You could ask your GP for a prescription to help with the spasms. A drug like Baclofen is designed to relax tight muscles (spasticity) and jumpy muscles (spasms). You need to start with a very low dose (they come in 10mg tablets) as they can make your muscles feel weaker. Spasms can remit, just like other, more sensory symptoms. They can stay with you for a good long while, but very gradually improve. That’s the problem with MS relapses generally, they can take their own sweet time improving.

With regard to the Amitriptyline you are taking, you need to ensure you are taking it at the right time of day. If you take it too late at night (or too early in the day), it can give you a ‘hangover’ type feeling. The best time to take it is around 7 or 8pm. You could slightly increase the amount if you take it at the right time. This can help you to sleep better as well as help with the super annoying twitchy pins and needles feelings.

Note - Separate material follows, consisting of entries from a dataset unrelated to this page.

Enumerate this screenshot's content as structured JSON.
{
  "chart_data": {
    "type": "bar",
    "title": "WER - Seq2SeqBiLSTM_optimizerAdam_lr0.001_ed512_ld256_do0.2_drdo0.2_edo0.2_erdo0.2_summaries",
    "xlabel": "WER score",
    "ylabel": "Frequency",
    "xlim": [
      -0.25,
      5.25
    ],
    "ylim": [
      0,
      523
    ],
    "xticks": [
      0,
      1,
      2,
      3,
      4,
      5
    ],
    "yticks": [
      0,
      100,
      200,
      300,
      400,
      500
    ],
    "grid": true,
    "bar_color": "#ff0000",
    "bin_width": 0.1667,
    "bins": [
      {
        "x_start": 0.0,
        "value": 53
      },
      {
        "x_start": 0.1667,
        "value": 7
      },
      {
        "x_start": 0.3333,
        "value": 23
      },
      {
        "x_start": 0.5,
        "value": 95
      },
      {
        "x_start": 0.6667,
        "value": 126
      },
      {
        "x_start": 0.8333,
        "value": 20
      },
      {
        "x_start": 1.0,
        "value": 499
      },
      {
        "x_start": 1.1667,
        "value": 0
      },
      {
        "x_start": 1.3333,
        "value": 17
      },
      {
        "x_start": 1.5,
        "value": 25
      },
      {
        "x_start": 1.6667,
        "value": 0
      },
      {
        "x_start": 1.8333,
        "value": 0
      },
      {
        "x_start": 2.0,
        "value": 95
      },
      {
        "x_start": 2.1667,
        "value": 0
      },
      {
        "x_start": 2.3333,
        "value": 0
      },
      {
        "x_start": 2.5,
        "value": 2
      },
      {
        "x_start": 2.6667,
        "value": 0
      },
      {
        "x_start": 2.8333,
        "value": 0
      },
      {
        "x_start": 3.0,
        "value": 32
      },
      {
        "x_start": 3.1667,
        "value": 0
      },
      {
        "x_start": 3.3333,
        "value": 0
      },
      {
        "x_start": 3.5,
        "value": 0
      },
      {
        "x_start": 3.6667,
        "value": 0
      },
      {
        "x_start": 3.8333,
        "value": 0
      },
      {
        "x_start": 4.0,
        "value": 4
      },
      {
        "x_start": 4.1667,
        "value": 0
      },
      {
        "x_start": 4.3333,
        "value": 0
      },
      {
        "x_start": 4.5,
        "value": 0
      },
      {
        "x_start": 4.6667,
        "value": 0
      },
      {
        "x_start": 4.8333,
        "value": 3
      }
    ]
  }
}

It’s a good thing that your LP is only a couple of weeks away. Hopefully you’ll get results quickly thereafter. You are right that diagnosis probably could have been made without it, but neurologists do like to get everything buttoned down. Once you’ve had it, hopefully it will be just a short time until you can start on a disease modifying drug (DMD) that will keep future relapses to a minimum. Meanwhile have a look at https://www.mstrust.org.uk/about-ms/ms-treatments/ms-decisions-aid

Best of luck.

Sue

Hi Sue,

Thank you for taking the time to respond to this message along with everybody else’s. I can see this forum being a bit of a godsend over the coming weeks / months as for me, the quest for answers and playing the waiting game has been one of the toughest parts. In my case, i feel like i have been ‘pushing’ the issue, paying for private scans and appointments when i was told that it would be 6-12 months for a referral to a neurologist and it has still taking me 5 years to get to this point. Maybe i should have left it alone as the stress of it all has certainly contributed to my most recent symptoms. I just couldn’t get my head around having to wait 12 months when i felt like i was under attack day after day. I know that this attitude is not going to help me now but i am still coming to terms with it all and haven’t quite got passed the angry at the world stage yet. I promise i will be more positive next time :slight_smile:

Thanks for the link on the DMD’s. I had been putting off doing the research until after my diagnosis is confirmed and the options are laid out for me. Can i ask though, will it be a case that i am just offered certain DMD’s to choose from i.e. the low category ones to start off. Or is it worth me putting up a fight for the more effective treatments?

Thanks again

Hello again

First of all, don’t be too quick to try to be ‘positive’. It’s perfectly acceptable to be furiously angry at the bloody bad luck. I don’t ever advise anyone to ‘accept’ their ill fortune. You’ll have your work cut out making sure your children don’t worry too much about you, putting on a brave face for them, so let your anger out when necessary!

With regard to DMDs, your choices may be slightly reduced in the short term due to Covid as hospitals are likely to prefer the less invasive, and certainly the drugs which are least likely to affect your immune system. So any advice I gave you right now would be total guesswork. Previously, I would always have suggested you weigh up benefits (relapse reduction) against costs (possible side effects) and take advice from your neurologist and MS nurse. My own feeling was always that going for the most effective drug available was the best idea.

Today, it will really be a case of what is possible. So it will doubtless be the case that you’ll be offered a limited choice.

Don’t prejudge the results but don’t get too despondent assuming you get the news you’re expecting. The chances are you’ll get on a decent drug, get over your current symptoms and still be fit and healthy in 10 years! By then there might even be a cure. (Likely? Probably not! Just hope.)